Les linebackers inquiètent, certes. Toutefois, les safeties pourront leur donner un coup de main tant ils sont blindés de talent.

Le junior B.J. Foster a déjà joué un poste hybride par le passé et devrait retrouver une telle position (au poste de SPUR). Et il peut compléter un tel va-et-vient entre linebacker et safety grâce à la présence du junior Caden Sterns et du senior Chris Brown. Par contre, les 3 joueurs ont connu des blessures l’an passé et ce serait assez embêtant qu’elle(s) frappe(nt) à nouveau cette position. Les remplaçants sont peu expérimentés.

D’ailleurs, les blessures ont été le leitmotiv de cette défense en 2019. Et c’est pour cela qu’elle a connu une saison exécrable. En milieu de saison, CINQ (!) defensive backs étaient sur le carreau à cause d’une blessure et pas moins de TREIZE (!) defensive backs ont été titularisés.

Les lignes arrières ont ainsi le potentiel de progresser, vite et fort, si elles restent en bonne santé.

Les juniors D’Shawn Jamison et Jalen Green sont de bonnes options en tant que titulaires, surtout en étant suppléées par le junior Josh Thompson.

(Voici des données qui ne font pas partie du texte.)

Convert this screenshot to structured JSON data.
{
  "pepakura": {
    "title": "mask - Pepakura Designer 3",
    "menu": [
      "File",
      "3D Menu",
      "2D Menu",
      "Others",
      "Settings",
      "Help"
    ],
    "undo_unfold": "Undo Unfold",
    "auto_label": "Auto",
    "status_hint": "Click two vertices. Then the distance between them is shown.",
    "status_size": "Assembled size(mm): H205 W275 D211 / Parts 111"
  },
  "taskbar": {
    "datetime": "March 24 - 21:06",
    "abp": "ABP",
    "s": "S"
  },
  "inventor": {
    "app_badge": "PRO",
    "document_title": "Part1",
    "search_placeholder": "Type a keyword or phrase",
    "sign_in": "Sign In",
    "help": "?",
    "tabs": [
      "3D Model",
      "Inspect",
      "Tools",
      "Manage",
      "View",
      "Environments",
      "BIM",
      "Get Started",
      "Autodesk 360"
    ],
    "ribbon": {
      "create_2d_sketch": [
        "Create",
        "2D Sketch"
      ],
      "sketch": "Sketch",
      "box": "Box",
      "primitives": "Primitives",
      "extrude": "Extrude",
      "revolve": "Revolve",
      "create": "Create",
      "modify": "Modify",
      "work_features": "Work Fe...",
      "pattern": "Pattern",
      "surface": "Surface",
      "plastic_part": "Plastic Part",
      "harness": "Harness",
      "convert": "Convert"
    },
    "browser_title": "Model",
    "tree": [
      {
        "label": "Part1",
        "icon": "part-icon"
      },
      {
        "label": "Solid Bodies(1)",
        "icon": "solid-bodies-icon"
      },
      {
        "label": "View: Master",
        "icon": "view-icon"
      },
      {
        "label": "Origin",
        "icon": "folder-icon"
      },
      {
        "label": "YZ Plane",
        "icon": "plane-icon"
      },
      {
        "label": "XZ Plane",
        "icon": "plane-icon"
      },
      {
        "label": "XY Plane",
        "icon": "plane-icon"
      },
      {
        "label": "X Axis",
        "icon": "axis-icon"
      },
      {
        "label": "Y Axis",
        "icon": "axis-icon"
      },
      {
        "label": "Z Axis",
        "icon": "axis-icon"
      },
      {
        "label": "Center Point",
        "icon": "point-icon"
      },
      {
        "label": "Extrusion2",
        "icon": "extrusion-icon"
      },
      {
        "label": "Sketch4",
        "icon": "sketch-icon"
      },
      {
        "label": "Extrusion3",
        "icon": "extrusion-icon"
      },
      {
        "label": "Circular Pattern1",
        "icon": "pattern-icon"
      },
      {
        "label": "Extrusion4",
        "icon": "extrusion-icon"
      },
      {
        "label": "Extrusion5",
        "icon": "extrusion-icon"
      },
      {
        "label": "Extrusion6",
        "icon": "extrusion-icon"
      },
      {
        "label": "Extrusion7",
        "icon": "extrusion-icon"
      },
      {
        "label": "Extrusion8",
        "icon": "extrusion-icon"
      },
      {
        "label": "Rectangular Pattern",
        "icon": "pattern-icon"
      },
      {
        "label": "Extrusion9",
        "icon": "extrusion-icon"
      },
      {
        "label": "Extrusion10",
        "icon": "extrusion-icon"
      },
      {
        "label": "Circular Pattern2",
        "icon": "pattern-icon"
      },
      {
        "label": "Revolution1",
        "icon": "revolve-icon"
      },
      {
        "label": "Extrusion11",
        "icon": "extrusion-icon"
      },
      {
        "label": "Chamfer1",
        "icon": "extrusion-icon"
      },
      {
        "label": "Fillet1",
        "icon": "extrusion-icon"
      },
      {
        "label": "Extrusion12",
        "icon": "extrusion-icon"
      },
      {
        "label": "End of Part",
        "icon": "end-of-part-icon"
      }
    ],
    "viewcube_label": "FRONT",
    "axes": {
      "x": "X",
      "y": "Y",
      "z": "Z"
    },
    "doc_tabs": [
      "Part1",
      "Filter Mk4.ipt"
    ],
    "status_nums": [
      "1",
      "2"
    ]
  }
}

Il ne faut pas oublier le redshirt freshman Kenyatta Watson II et le junior Kobe Boyce, non plus.

On ne peut pas dire “l’année ou jamais” pour Texas, mais…

La moitié du coaching staff est arrivée sur le campus d’Austin à l’intersaison… et ils n’ont eu aucune séance d’entrainement à se mettre sous la dent à cause de la pandémie du COVID-19 aux Etats-Unis.

Quoi que Tom Herman dise, cela devrait se ressentir au cours de la saison.

Le manque d’automatismes et une expérience relative entre joueurs et entraîneurs provoquent toujours des impacts importants en football universitaire. Et les Longhorns n’y échapperont pas.

Toutefois, Sam Ehlinger est décidé à marquer les esprits et il possède l’attaque autour de lui pour arriver à ses fins. En tant que senior, le quarterback n’a plus beaucoup d’opportunités. La défense est en bien meilleure santé après la cascade de blessures et semble posséder (enfin) un pass-rush digne de ce nom.

Après 3 années complètes, Tom Herman est bien ancré à Texas… et une fin de cycle se présente.

Autant dire que les résultats sont attendus.

L’effectif n’a jamais été aussi bon (dans son ensemble) depuis son arrivée en 2017. Et, on risque de se répéter, mais l’un des meilleurs quarterbacks du pays est revenu pour son année de senior. Peut-on dire que c’est “l’année ou jamais” pour les Longhorns ?

Oui et non. En tout cas, une saison sans le titre de conférence Big 12 serait une déception, surtout qu’il échappe déjà à Texas depuis 2009.